Dan pada akhirnya, integrasi tersebut akan mengalami perputaran (evolusi) untuk menjadikan segala sesuatunya lebih baik lagi dan lebih besar serta lebih luas, dimana pada setiap evolusi untuk melanjutkan ke tahap berikutnya akan dilakukan evaluasi. Dengan maksud mengurangi segala kelemahan dan menambahkan segala kekuatan.
Rekomendasi Pendahuluan
1. Setiap masyarakan memiliki persamaan hak untuk memperoleh pendidikan dalam rangka meningkatkan kualitas manusia.
2. Budaya sebagai faktor pendukung dimaksudkan untuk memperkuat integritas sebagai landasan dasar bagi perkembangan kemajuan manusia.
3. Lingkungan, yang didukung oleh sumber daya manusia, budaya, infrastruktur, teknologi, ekonomi, yang diharapkan mampu mendukung dunia pendidikan.
4. Kesejahteraan yang dicapai dengan cara-cara yang baik, diharapkan dapat meningkat, dengan meningkatnya partisipasi masyarakat bersekolah, yang kemudian mampu untuk meningkatkan kemampuan berpikir masyarakat dan meningkatkan kesejahteraan.

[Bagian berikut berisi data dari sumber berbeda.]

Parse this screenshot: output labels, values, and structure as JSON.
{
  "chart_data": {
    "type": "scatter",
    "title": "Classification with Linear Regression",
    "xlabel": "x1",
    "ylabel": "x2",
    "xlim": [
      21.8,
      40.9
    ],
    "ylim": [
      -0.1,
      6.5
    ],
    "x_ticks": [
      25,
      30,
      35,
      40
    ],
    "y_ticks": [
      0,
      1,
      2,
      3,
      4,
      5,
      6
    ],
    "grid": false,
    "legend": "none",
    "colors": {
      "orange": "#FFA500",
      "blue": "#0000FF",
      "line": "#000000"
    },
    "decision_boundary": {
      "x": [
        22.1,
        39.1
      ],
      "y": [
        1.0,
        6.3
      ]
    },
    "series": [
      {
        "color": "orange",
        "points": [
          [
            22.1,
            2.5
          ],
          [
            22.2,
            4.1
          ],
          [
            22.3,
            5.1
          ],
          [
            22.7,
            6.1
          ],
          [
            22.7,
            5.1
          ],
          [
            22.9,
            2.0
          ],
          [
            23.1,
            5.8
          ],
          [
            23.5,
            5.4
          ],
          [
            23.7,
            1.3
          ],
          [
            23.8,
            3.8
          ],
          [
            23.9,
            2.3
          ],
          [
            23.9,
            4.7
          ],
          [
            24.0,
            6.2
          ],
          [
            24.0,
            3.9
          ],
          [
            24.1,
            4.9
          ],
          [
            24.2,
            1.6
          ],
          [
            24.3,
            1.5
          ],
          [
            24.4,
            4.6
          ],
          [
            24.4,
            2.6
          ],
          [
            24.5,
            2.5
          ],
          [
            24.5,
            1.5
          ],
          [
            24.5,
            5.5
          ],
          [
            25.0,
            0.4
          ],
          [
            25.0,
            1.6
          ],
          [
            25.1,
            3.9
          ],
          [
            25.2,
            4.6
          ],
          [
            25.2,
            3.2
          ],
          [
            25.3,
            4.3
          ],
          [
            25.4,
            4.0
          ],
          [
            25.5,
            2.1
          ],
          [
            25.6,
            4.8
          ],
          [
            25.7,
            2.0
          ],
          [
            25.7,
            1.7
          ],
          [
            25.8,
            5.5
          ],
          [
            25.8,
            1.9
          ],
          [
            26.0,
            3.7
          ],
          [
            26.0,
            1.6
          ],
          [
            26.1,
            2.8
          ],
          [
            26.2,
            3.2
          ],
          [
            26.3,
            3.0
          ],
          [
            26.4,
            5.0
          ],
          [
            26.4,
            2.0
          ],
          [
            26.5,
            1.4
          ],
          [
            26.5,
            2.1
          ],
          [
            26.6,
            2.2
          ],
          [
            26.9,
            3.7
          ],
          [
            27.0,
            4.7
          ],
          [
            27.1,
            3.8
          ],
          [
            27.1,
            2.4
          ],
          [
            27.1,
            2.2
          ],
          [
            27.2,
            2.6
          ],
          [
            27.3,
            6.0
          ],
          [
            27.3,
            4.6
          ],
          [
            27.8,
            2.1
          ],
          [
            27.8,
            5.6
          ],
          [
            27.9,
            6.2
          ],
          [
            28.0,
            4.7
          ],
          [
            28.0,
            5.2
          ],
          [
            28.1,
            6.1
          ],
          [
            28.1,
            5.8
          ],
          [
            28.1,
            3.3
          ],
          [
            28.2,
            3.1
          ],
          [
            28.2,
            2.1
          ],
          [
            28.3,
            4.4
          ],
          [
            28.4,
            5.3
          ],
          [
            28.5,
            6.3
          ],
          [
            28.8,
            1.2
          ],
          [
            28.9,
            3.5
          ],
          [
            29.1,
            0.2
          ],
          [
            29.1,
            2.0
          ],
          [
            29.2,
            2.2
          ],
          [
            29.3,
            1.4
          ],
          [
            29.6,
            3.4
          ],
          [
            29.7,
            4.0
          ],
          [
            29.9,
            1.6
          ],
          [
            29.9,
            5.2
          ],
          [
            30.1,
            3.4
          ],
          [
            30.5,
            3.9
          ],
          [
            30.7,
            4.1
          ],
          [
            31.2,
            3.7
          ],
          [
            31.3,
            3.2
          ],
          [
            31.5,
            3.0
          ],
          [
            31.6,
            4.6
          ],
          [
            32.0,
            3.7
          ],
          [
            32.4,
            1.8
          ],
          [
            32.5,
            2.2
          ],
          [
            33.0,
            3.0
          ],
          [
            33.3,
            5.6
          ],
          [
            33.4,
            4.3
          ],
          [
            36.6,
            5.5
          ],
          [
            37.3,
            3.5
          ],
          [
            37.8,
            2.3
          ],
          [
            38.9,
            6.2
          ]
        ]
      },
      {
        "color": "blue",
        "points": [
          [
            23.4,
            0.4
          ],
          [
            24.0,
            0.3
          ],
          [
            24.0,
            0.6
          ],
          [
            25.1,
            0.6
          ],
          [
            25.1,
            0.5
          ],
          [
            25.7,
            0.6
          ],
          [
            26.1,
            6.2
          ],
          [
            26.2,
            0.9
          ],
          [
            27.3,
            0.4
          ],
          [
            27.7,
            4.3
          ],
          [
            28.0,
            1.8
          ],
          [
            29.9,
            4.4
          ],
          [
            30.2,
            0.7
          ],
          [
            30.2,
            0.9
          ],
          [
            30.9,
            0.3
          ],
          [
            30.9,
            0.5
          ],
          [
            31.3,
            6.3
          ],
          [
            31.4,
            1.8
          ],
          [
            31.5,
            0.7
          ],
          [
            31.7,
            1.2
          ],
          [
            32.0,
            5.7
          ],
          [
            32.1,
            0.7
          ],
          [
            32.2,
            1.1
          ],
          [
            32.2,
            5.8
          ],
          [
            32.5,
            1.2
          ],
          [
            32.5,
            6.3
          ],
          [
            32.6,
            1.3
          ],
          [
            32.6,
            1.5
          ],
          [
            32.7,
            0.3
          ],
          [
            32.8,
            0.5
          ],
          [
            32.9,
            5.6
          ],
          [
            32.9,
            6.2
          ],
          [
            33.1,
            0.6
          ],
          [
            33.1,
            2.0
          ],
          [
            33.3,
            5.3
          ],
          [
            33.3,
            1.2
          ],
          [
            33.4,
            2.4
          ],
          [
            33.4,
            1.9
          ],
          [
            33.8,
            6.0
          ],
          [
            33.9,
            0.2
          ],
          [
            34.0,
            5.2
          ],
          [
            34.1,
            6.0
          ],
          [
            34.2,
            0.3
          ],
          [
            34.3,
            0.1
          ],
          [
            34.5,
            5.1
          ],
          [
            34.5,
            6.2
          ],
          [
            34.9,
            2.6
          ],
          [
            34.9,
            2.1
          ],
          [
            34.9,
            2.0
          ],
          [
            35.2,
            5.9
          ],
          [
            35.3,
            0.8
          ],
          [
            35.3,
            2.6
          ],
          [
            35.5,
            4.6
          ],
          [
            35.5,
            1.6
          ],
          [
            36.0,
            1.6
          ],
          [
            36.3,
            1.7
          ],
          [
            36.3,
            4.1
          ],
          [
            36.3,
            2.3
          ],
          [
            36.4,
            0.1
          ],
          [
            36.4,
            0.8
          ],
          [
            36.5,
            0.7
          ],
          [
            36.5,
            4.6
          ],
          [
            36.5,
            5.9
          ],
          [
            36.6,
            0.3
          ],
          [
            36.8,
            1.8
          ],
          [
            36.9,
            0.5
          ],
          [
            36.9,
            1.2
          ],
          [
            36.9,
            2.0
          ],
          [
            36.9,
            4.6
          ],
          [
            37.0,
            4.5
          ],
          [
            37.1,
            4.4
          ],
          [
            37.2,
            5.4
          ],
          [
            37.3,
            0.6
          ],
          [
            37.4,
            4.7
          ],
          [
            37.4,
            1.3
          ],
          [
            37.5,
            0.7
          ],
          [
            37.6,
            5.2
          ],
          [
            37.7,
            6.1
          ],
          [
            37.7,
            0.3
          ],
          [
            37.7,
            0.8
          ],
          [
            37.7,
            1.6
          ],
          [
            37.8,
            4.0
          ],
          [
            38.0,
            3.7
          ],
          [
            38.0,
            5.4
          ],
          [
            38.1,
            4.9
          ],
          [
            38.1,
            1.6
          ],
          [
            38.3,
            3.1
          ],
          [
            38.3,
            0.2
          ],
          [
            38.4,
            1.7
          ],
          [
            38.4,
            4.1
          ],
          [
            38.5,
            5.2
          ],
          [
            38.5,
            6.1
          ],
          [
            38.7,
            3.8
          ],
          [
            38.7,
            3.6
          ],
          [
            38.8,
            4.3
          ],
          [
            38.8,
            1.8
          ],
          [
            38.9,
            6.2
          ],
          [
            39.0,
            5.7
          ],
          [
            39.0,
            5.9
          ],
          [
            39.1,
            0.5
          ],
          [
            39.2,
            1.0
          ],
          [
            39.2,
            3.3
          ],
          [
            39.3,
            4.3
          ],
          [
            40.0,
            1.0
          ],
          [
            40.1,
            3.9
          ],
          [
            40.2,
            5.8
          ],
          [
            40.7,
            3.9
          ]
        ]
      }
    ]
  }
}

Beberapa hal yang mengganggu perolehan pendidikan yang merata bagi masyarakat adalah:
1)Keuangan keluarga yang tidak memadai, 2)Jauhnya jarak tempat untuk memperoleh pendidikan dari tempat tinggal.
3)Infrastruktur yang belum memadai, 3)Biaya sekolah yang masih tinggi,4)Pola pendidikan yang lebih mementingkan pengetahuan teknologi dibandingkan dengan akhlak.